Vintage Silver Knives
As most vintage silver knives are compound pieces, meaning the handle is made of sterling and the blade is made of something else, they are the most likely pieces of silver to need repair. That glue join is prone to come apart, especially after generations of use.
Vintage silver knives generally come with blades made of one of three materials.
Carbon steel – carbon steel blades are excellent for carving sets and cutting knives as they will sharpen to an absolutely wicked edge. No other material comes close to the edge a carbon blade will take, but unfortunately carbon blades are prone to rust without proper care. They must washed immediately after use, as damp food particles will cause rust. They should be thoroughly dried and stored in a dry environment. The occasional application of a food safe mineral oil is also not a bad idea. I have several carbon blade knives and think the additional care they need is worth it. Carbon steel, like silver, is also a ‘living finish’ it changes as it ages getting darker and developing its own patina.
Silverplate – silverplate blades offer the most uniform look with a sterling handle knife. The drawback to silverplate blades is that as we have discussed before, silverplate is comparatively delicate. The silver coating is only 1 micron or so thick. The silver coating will wear off the base metal, especially when the knives are used frequently. This leaves silverplate blades prone to developing spots where rust forms on the base metal. However, unlike carbon blades which you can scrub rust off and safely rejuvenate the blade, if you scrub a silverplate blade you will take off the plating.
Furthermore, sometimes we don’t know what the composition of the base metal is. It may well contain lead. I often wonder about this issue, especially when looking at new pieces of ‘vintage silver’ that are trendy at the moment (it also drives me round the twist that they are advertised as ‘vintage silver’. The gall of selling a piece of newly manufactured silverplate under the title ‘vintage silver’ simply astounds me!)

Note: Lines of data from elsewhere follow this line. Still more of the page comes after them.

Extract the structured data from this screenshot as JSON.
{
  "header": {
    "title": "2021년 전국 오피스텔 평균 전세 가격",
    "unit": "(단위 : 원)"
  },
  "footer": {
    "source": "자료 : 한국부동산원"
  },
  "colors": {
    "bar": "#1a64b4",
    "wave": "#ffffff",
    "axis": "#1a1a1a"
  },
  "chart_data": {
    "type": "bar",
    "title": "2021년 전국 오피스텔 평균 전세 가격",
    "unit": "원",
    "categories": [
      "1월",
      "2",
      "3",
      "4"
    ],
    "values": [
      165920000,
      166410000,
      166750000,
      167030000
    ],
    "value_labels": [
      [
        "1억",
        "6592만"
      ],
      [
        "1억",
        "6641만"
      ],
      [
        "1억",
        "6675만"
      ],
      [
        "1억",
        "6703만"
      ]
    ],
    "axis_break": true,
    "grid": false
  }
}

Stainless steel - finally we come to stainless steel. We are all familiar with the benefits of stainless. It’s durable, corrosion resistant and easy to care for. Do you know the modern alloy we now know as stainless steel was developed just before World War I? In 1912, researchers at the Brown-Firth laboratory in the UK were looking for a material to improve gun barrels and they developed martensitic stainless steel. This also makes stainless steel a good indicator of age. If it claims to be older than 1912 and has stainless steel as a component, make sure you know what you are buying!! (It’s funny, but my Masters degree in War Studies comes in handy more often than you would imagine!)
Getting replacement blades is not a big deal. Just about every good silversmith is able to do this. Some are even able to offer you a choice of blade materials and shapes. I have a set of knives in need of replacement blades right now. Vintage silver knives are almost always the most difficult place setting pieces to find because the handles and blades separate and people toss them away! Especially if you have a rare pattern, replace your blades…you don’t want to wait 40 years to find a new set. A client of mine looked for a set of knives for her pattern for 40 years! I had the good fortune to come across a set for her, so she could finally complete her flatware.
Perhaps this post will remind me to actually get mine done!